A psicanálise já nasce abraçada à arte através de alusões a mitos, como o de Édipo, por sua a vez o cinema em seu contexto histórico, é um marco da humanidade que eleva as criações artísticas ao longo de seu crescimento e se constrói a partir delas. Freud, já dizia que o artista transcende o psicanalista. 


Essa relação da sétima arte com a psicanálise se deve ao papel atuante que ambas têm no inconsciente humano, pois o cinema tem a capacidade de tocar o homem em seu espaço mais íntimo e puro da sua natureza.

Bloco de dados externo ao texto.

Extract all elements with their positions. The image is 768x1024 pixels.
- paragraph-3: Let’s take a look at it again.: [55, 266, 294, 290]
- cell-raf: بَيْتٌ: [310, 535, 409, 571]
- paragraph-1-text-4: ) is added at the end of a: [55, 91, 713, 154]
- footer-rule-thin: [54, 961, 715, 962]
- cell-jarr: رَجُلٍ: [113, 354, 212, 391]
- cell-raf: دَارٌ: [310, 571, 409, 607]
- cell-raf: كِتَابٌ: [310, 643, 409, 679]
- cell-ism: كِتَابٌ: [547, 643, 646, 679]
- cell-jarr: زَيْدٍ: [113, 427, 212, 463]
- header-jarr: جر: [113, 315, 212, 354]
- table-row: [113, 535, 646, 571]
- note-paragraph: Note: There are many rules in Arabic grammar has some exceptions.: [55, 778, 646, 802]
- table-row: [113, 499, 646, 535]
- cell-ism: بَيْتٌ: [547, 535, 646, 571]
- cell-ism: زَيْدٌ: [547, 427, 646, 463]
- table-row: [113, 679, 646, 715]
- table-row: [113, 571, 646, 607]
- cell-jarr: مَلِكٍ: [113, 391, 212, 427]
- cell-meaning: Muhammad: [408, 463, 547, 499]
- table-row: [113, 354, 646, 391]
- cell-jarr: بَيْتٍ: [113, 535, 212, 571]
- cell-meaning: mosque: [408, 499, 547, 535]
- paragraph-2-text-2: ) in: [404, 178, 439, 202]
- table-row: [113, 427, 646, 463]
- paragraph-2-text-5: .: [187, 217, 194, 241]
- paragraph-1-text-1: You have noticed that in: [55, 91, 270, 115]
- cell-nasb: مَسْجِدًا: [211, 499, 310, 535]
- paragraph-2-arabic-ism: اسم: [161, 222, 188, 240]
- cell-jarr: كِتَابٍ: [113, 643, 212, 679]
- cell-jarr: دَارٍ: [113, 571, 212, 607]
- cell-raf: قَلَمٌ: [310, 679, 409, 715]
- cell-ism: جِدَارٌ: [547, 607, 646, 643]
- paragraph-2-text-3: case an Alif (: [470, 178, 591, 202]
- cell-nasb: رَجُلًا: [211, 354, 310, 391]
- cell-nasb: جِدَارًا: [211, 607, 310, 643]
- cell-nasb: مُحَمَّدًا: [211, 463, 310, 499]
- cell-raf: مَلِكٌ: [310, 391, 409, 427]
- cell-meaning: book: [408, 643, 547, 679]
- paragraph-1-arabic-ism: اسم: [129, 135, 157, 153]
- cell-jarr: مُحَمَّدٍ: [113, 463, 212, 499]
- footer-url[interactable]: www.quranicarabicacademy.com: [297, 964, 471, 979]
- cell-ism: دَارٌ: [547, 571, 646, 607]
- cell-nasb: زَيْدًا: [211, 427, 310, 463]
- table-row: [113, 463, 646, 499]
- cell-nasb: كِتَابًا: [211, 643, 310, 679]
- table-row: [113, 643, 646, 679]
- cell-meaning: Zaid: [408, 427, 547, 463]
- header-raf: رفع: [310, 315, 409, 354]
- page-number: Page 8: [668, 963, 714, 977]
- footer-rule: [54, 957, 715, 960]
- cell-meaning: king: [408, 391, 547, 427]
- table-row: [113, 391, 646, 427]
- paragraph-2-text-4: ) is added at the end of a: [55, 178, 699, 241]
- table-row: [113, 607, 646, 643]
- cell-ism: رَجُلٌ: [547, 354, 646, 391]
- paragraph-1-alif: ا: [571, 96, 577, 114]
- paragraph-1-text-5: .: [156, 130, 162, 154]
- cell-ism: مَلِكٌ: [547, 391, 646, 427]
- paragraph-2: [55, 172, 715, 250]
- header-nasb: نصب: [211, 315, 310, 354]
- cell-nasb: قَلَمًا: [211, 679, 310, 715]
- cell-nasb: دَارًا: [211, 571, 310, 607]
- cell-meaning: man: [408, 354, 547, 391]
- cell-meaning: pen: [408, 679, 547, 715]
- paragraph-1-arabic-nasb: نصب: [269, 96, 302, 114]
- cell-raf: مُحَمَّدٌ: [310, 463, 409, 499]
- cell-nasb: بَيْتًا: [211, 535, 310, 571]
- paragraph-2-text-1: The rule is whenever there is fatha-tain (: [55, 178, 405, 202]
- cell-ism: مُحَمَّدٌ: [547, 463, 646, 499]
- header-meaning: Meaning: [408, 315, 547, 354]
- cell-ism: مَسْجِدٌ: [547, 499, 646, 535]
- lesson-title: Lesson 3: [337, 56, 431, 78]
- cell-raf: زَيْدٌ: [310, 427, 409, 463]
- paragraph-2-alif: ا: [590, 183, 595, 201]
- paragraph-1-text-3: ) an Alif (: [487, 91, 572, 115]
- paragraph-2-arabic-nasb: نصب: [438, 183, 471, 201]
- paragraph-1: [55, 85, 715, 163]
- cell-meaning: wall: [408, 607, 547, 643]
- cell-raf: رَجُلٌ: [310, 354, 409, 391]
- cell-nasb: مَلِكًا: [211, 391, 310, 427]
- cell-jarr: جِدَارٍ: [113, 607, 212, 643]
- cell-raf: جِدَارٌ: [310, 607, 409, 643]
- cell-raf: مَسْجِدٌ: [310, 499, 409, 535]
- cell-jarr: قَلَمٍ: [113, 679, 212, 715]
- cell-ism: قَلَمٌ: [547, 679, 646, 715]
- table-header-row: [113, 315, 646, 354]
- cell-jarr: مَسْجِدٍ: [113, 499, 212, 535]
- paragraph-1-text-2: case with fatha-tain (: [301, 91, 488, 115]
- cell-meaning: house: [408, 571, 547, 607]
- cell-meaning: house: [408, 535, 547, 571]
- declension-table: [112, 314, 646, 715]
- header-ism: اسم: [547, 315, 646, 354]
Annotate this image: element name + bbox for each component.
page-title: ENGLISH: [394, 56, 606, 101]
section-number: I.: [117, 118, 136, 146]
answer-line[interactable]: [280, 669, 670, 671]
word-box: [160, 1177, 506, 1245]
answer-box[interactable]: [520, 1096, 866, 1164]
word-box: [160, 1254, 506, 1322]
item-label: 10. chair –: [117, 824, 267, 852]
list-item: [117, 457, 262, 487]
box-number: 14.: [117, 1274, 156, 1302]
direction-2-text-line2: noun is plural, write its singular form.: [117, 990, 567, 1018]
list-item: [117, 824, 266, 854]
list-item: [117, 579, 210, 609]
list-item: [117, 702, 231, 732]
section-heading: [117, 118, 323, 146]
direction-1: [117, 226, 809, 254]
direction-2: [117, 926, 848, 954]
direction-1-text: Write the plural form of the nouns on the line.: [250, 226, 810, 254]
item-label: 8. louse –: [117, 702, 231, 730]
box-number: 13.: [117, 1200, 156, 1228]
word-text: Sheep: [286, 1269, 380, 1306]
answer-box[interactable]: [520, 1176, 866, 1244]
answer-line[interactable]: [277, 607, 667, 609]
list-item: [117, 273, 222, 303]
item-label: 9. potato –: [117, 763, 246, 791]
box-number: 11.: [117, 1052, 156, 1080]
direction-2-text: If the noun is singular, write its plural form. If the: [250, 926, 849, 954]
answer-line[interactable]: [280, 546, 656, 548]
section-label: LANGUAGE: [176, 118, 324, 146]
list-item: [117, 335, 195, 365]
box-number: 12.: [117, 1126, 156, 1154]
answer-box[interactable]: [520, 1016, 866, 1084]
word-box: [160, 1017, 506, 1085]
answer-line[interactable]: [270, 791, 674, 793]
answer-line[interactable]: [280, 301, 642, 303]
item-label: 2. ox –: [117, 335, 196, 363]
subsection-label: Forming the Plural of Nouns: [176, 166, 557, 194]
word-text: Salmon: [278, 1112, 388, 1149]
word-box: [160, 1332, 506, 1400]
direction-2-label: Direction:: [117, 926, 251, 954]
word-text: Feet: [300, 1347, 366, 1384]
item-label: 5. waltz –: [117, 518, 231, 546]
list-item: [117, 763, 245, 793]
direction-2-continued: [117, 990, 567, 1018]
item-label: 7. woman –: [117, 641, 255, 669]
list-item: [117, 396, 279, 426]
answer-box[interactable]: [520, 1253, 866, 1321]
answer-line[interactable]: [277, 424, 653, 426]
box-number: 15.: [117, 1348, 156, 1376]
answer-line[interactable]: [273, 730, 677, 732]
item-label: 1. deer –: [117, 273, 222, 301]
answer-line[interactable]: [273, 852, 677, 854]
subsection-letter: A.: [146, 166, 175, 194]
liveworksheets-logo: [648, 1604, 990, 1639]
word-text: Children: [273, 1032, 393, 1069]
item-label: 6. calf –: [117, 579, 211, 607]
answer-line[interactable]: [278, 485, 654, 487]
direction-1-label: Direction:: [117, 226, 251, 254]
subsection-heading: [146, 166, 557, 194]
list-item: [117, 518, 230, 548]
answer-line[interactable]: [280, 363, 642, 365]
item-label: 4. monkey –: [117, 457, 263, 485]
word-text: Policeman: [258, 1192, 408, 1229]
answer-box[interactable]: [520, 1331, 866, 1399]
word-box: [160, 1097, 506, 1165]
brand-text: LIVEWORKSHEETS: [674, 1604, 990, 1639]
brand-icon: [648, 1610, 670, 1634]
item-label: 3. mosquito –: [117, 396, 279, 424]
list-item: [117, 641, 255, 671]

Como a cinematografia é caracterizado pela união de fotogramas que dá ideia de movimentos de cenas. A psicanálise reúne fragmentos imagéticos proveniente do inconsciente dos pacientes, formando uma cena para chegar ao ponto crítico do problema relatado pelo paciente. Outro tema, em que se assemelham, são a relação que ambos possuem com os sonhos. 


Muitos, cineastas como Federico Fellini, Ingmar Bergman, Andrei Tarkovsky, Stanley Kubrick, entre outros, se inspiraram em conceitos psicanalíticos para realizar seus filmes, alguns costumam fazer autoanálise com frequência.  A linguagem cinematográfica possibilitou que a psicanálise fizesse uma relação com a sua própria evolução, se adaptando e unido seus tratamentos, com as mudanças sociais e culturais.


Para muitos estudiosos a junção entre psicanálise e cinema é um casamento, quase perfeito. Tudo, porque a psicanálise lida com dores, frustrações e sentimentos que estão presos dentro do nosso inconsciente. O cinema trabalha com esses elementos de maneira arrebatadora, pois cria cenas que conseguem refletir situações reais, que estão conexas com a noção do “eu” presente em cada um de nós. O cinema e psicanálise compactuam ideias e ideologias, algo que enriquecem as narrativas e ajuda no tratamento de doenças como depressão e outras patologias.


A psicanálise e a sétima arte se unem na irracionalidade, quando um não procura explicar o outro, e este outro não tenta obedecer à lógica que julga ser psicanalítica. O poder dos cineastas está na catarse que ele provoca no espectador. Nenhuma outra arte é capaz de retratar os sonhos com tanta fidelidade como os filmes.


Quem nunca, assistiu uma produção audiovisual, onde se deparou com pelo menos um ou mais personagens que lhe provocaram um misto de sentimentos e de alguma maneira te impactou. Esses efeitos instigados por imagens cinematográficas, só reafirmam a célebre frase do psicanalista e filósofo francês Felix Gatarri, que dizia que o cinema é o divã do pobre e que muitos filmes são catalisadores de emoções e reflexões sobre a vida. Porque, na verdade o cinema é uma arte que estuda a alma humana.